The U.S. Environmental Protection Agency’s (EPA's) rationale for its decision to stop directly regulating potent heat-trapping emissions from the oil and gas sector may contain fatal flaws that could cause the agency's new standards to stumble in court, legal experts say.
The Trump administration last week finalized a pair of regulations aimed at rolling back the Obama administration's 2016 New Source Performance Standards controlling methane emissions from new and modified sources in the oil and gas industry (Climatewire, 14 August).
Legal experts agree the agency's cost-benefit analysis justifying the rule change will be a likely target of litigation, particularly in light of a recent district court ruling striking down the Trump administration's approach to the social cost of methane, which puts a dollar figure on the harm caused by emissions of the greenhouse gas.
"The cost-benefit analysis, to me, is a central liability for this rule," said David Hayes, a former Interior Department official who now leads New York University's State Energy & Environmental Impact Center. "It's the reason why it cannot survive."
The Trump administration has drawn criticism for its use of an interim domestic social cost of methane estimate that only accounts for harm that occurs within the United States. Environmental groups say the approach vastly underestimates the damage caused by climate change globally while making the cost savings of the rollback to industry look worthwhile.
Several environmental groups and at least one state have already vowed to sue.
During a call with reporters last week, a senior administration official dismissed concerns about the EPA rule's alignment with a recent decision by the U.S. District Court for the Northern District of California that slammed the use of the domestic value in the Bureau of Land Management's revised methane waste prevention rule for oil and gas operations on federal and tribal lands (Greenwire, 16 July).
"The statutory construct we're operating under is different," the official said.
Hayes, whose State Energy & Environmental Impact Center promotes actions by state attorneys general on clean energy and climate, called EPA's response "absurd."
While the analysis by Judge Yvonne Gonzalez Rogers, an Obama appointee to the U.S. District Court, wouldn't set precedent for another bench, her "powerful reasoning" rejecting the domestic value for the social cost of methane can't be ignored, he said.
"She explains why this is not best available science and that there is better available science, and it's the force of that logic and those broader principles laid out in an almost identical factual context ... that's going to make it very difficult for this to stand," Hayes said.
Under its rule, the Trump administration jettisoned the requirement to regulate emissions of methane, a potent greenhouse gas, and instead only required operators to curb precursors to smog called volatile organic compounds (VOCs) for the production and processing segments of the industry.
In a separate technical rule, EPA also decreased the frequency with which companies need to check for and repair methane leaks.

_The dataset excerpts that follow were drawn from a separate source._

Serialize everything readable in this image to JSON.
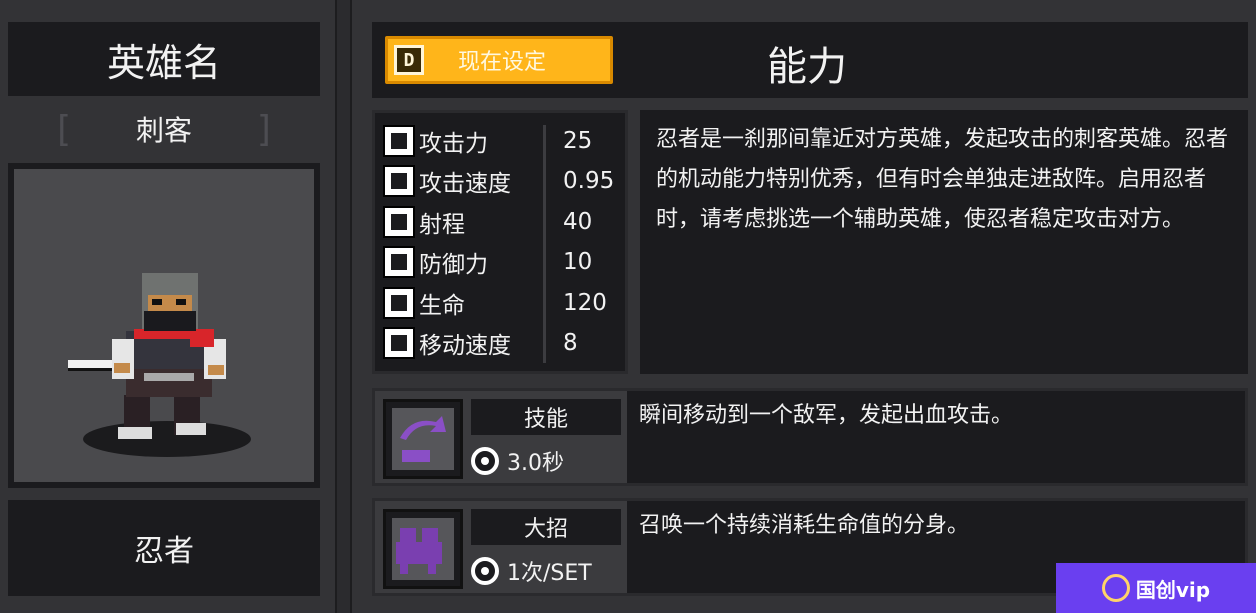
{
  "hero": {
    "name_title": "英雄名",
    "class_name": "刺客",
    "bracket_left": "[",
    "bracket_right": "]",
    "hero_name": "忍者"
  },
  "header": {
    "key_label": "D",
    "set_button_label": "现在设定",
    "title": "能力"
  },
  "stats": [
    {
      "icon": "sword-icon",
      "label": "攻击力",
      "value": "25"
    },
    {
      "icon": "attack-speed-icon",
      "label": "攻击速度",
      "value": "0.95"
    },
    {
      "icon": "range-icon",
      "label": "射程",
      "value": "40"
    },
    {
      "icon": "shield-icon",
      "label": "防御力",
      "value": "10"
    },
    {
      "icon": "health-cross-icon",
      "label": "生命",
      "value": "120"
    },
    {
      "icon": "boot-icon",
      "label": "移动速度",
      "value": "8"
    }
  ],
  "description": "忍者是一刹那间靠近对方英雄，发起攻击的刺客英雄。忍者的机动能力特别优秀，但有时会单独走进敌阵。启用忍者时，请考虑挑选一个辅助英雄，使忍者稳定攻击对方。",
  "skill": {
    "name": "技能",
    "cooldown": "3.0秒",
    "description": "瞬间移动到一个敌军，发起出血攻击。"
  },
  "ultimate": {
    "name": "大招",
    "cooldown": "1次/SET",
    "description": "召唤一个持续消耗生命值的分身。"
  },
  "watermark": {
    "text": "国创vip"
  },
  "colors": {
    "button_yellow": "#ffb51a",
    "panel_dark": "#1b1b1e",
    "panel_mid": "#333336",
    "skill_purple": "#7a3fb0",
    "watermark_purple": "#6a3ff0"
  }
}
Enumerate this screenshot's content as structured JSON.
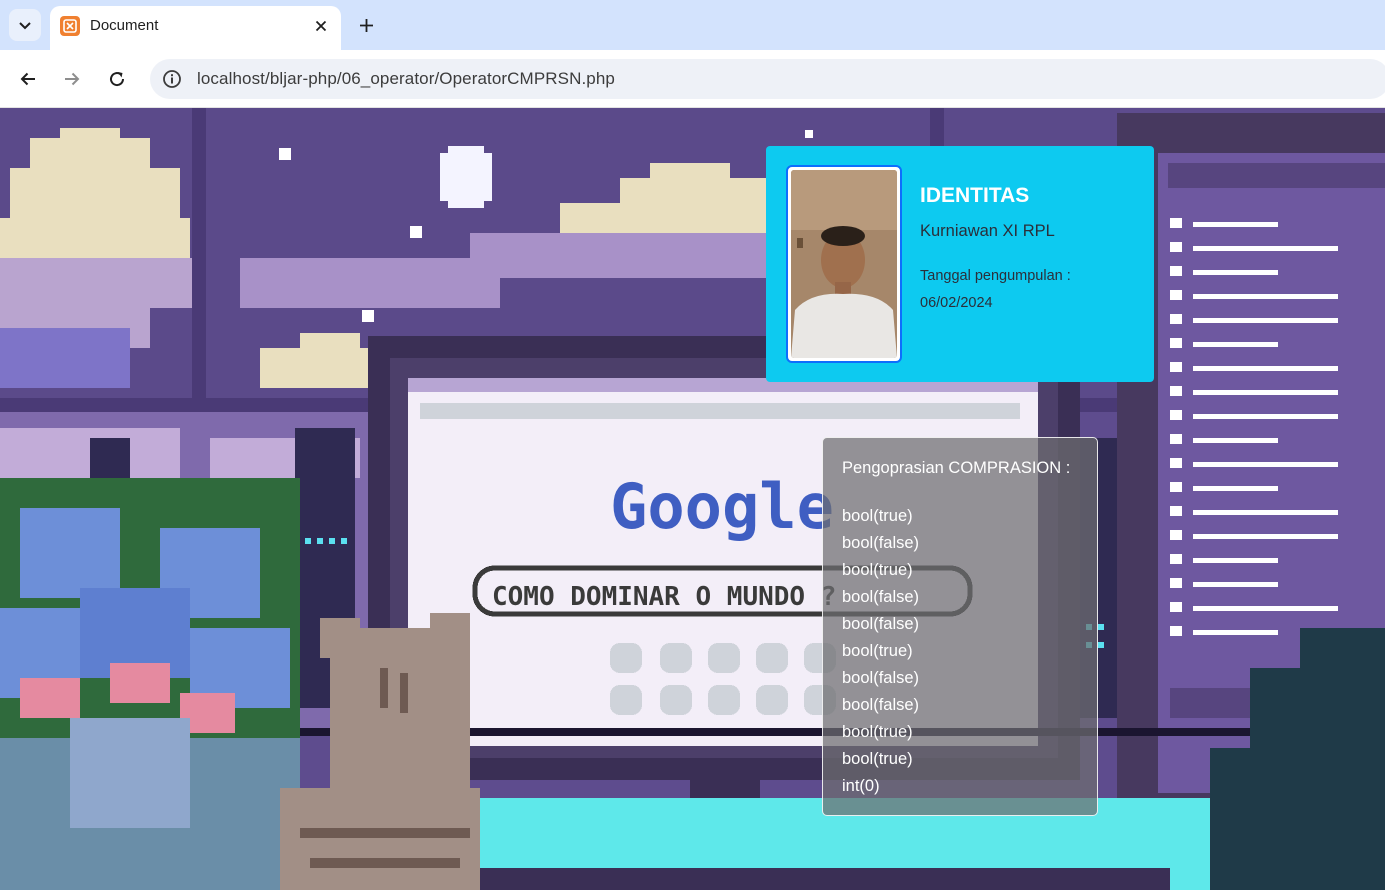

Low-production wells are exempt from compliance—a win for industry groups like the Independent Petroleum Association of America.
Taken together, the combination of moves will mean the standards only cover part of the oil and gas industry, said David Doniger, senior strategic director at the Natural Resources Defense Council's climate and clean energy program.
"It's really a free pass for the vast bulk of the industry," he said. "New sources represent 10% or less of industry emissions. The bulk of the industry is preexisting operations, which are probably older and leakier too."
Earthjustice said it will be reviewing EPA's economic analysis for eliminating regulatory requirements under its technical leak detection and repair (LDAR) rule.
"EPA's claim there was that LDAR requirements are not cost effective for low producing wells, but it hasn't produced any evidence to support that claim," said Caitlin Miller, an associate attorney at Earthjustice.
The rule falls into the Trump administration's pattern of finding ways to limit the scope of agency powers under the Clean Air Act to regulate planet-warming gases in years to come, said Hana Vizcarra, a staff attorney at Harvard Law School's Environmental & Energy Law Program.
"It breaks with prior interpretation of the Clean Air Act in order to take a stance that could limit the ability of EPA to regulate greenhouse gas emissions from any source in the future," Vizcarra said.
EPA's about-face on its definition of what methane sources actually get regulated under the new rule — particularly its exclusion of transportation and storage facilities — is a potential point for litigation, said Romany Webb, a senior fellow at Columbia Law School's Sabin Center for Climate Change Law.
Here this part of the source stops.